Pulse: Let Them Eat Cookies



When Amanda Bennett came to the Inquirer in 2003, reporters were excited by their new editor’s résumé: a career at the Wall Street Journal, authorship of thoughtful books, two Pulitzers. But since then, she has drifted out of view. (Staffwide e-mails slowed to a trickle in 2004 without explanation.) With newsroom enthusiasm waning, the editor has turned to a grandmatronly solution: baking cookies.

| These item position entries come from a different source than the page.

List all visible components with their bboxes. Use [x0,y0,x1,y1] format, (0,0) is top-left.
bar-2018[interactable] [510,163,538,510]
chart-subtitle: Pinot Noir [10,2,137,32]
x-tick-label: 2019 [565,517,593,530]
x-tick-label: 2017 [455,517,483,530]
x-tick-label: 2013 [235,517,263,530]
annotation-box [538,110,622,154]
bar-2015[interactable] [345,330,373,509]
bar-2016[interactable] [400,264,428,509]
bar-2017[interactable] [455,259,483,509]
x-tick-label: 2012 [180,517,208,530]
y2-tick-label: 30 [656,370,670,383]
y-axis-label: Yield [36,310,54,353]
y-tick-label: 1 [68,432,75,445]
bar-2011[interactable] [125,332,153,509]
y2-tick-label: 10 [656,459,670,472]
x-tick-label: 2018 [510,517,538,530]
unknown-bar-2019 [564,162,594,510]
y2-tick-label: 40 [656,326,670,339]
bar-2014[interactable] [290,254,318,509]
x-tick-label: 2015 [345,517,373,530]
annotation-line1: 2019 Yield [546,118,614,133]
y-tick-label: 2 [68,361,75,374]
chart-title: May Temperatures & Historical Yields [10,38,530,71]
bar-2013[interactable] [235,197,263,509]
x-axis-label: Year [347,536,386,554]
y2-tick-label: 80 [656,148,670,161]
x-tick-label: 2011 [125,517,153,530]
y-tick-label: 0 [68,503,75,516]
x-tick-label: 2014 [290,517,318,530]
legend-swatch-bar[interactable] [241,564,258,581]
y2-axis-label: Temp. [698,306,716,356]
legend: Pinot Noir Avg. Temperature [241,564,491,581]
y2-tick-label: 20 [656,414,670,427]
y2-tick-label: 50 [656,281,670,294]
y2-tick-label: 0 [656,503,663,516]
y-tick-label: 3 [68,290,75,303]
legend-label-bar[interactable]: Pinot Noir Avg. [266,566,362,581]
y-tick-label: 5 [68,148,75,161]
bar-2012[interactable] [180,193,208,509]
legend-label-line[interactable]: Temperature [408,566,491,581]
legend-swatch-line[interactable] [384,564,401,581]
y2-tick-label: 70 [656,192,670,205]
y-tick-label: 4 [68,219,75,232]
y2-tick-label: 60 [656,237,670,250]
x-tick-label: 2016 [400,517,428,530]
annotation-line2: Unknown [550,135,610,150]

After the newspaper eliminated 15 percent of its employees last fall, Bennett, 53, invited the remaining staff to join her for a chat over “milk and cookies” near the copy desk. “No agenda,” she wrote in an e-mail. “Just Fig Newtons and Oreos.” A few days later, Bennett sent another invitation to the staff, this time for a holiday party of “punch and cookies” at her Queen Village home. Invitees were asked to register for one of five shifts — an effort, she wrote, to help move the large staff through her small house. Plus, “It will also let me know how many cookies to bake!”

When Bennett held a similar party in 2004, reporters rushed to sign up; this year, it appears few did. Two days after the initial invite, Bennett sent a reminder and an increasingly desperate appeal for RSVPs, and two days after that, a message headed “last chance” — “to tell me your favorite kind of cookie.” Attendees were treated to alcoholic punch and a wide variety of cookies described by one reporter as “fine, but not remarkable. And one would think, with all the baking she’s been doing lately, that they would be.”